Наконец выходит Моисей, и я, отшвырнув очередную папиросу, бросаюсь к нему:
— Я же тебя сам, своими руками похоронил, сам!!! Откуда ты взялся, Моисей?
Он смотрит на меня широко раскрытыми глазами, затем его губы начинают дрожать:
— Вы… похоронили моего брата? Как? Когда? Где?!
Запоздало понимаю, что это не Моисей, а его брат-близнец Исаак — немудрено, что перепутал… Приходится рассказывать ему всё, вновь переживая то, что было в тылу у немцев. Тягостное молчание прерывает подбежавший боец:
— Товарищ капитан, это вы в хозяйство Бережного?
— Я.
— Садитесь. Поехали.
Я сажусь в кабину. На мгновение в синем свете светомаскировки мелькает обтянутая гимнастеркой спина Шпильмана, прижавшаяся к бревенчатой стене избы. Его плечи вздрагивают…

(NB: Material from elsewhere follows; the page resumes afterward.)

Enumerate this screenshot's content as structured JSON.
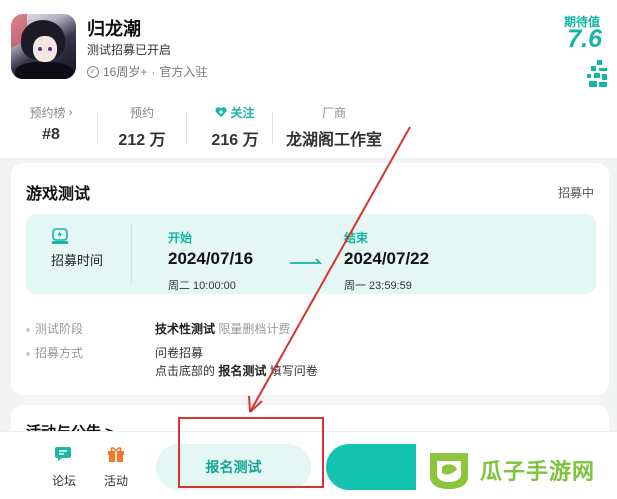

Гружусь в полуторку и по дороге задрёмываю. Солдатское дело: надо же прихватить кусочек сна! Утром наверняка снова в бой…
* * *
Но я ошибаюсь. С утра нас никуда не посылают, а строят в парадную шеренгу, в середину которой выводят Рабиновича. Бригвоенюрист зачитывает приказ. В ушах звенит, и его слова доносятся до меня эхом: «оклеветал честных коммунистов, дискредитировал линию товарища Сталина, дезертир, трус, предатель Родины, самоназначенец, подделал документы»…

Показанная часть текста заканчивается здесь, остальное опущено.